Webster Tarpley is the Tarpley.net blogger and author of books like Obama: The Postmodern Coup—Making of a Manchurian Candidate. Over the summer, he wrote a post called “Where Is Melania Trump?” that outlined how she was “reportedly obsessed by fear of salacious revelations by wealthy clients from her time as a high-end escort.”
After hearing from lawyers representing Trump, Tarpley issued a formal retraction on August 22.
That retraction was not enough. Trump still filed a defamation suit against Tarpley, along with the parent company of the Daily Mail (which also printed a retraction), in early September for insinuating that she had been an escort, which her lawyers said was “despicable, abhorrent, intentional, malicious, and oppressive, and thus justifies an award of punitive damages.”

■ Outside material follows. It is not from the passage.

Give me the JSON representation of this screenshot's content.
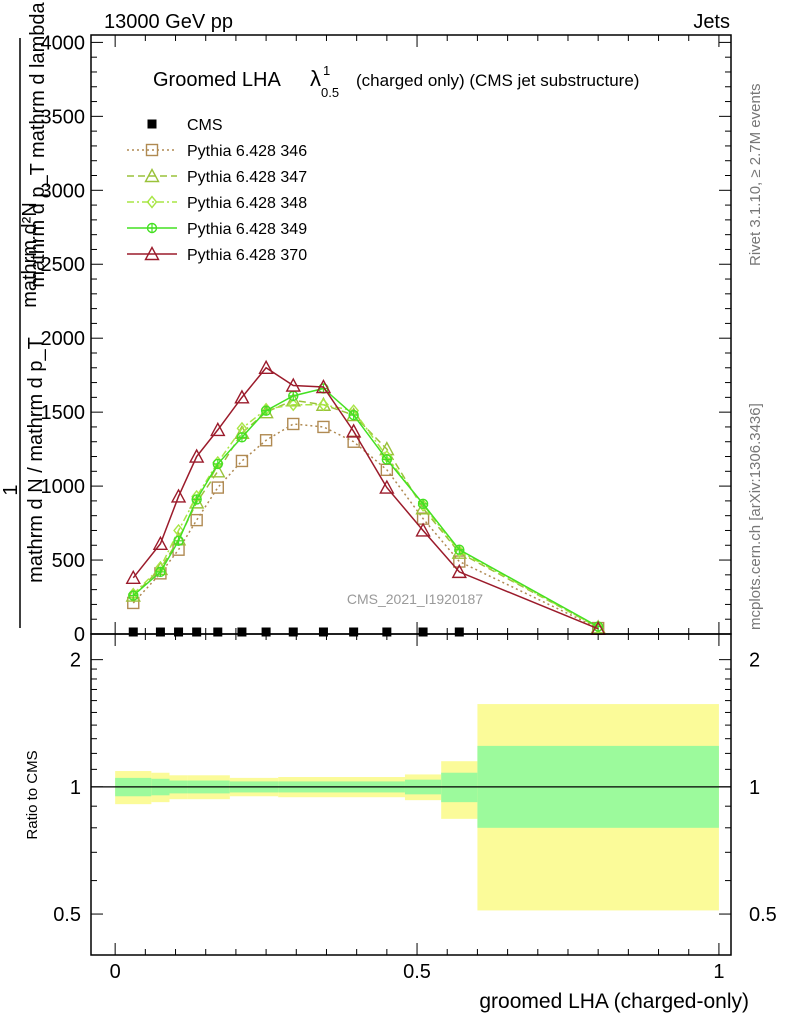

Tarpley.net is the 121,407th most popular website in the U.S. and the 388,203th globally, according to SimilarWeb.
In a motion to dismiss, Tarpley’s lawyers argued he immediately complied with requests for a retraction and apology, and that Trump brought the lawsuit “in bad faith.” However, a Montgomery County judge ruled in late January that the lawsuit could move forward.
Now, Charles Harder, Trump’s attorney, says the suit has been settled for a “substantial sum,” according to Buzzfeed.
“I acknowledge that these false statements were very harmful and hurtful to Mrs. Trump and her family, and therefore I sincerely apologize to Mrs. Trump, her son, her husband and her parents for making these false statements,” Tarpley said in a statement on Tuesday obtained by Law Newz.
Harder also represented Hulk Hogan in a lawsuit that led to the closure of the blog Gawker.
While Trump’s lawsuit with Tarpley is over, she refiled her case against the Daily Mail in a New York court on Monday after a Maryland judge dismissed it for lack of standing.
In the Daily Mail suit filed Monday, Trump says that the news site’s story imperiled the “unique, once-in-a-lifetime opportunity, as an extremely famous and well-known person … to launch a broad-based commercial brand in multiple product categories, each of which could have garnered multi-million dollar business relationships.”
According to ThinkProgress, those deals included “apparel, accessories, shoes, jewelry, cosmetics, hair care, skin care, and fragrance.”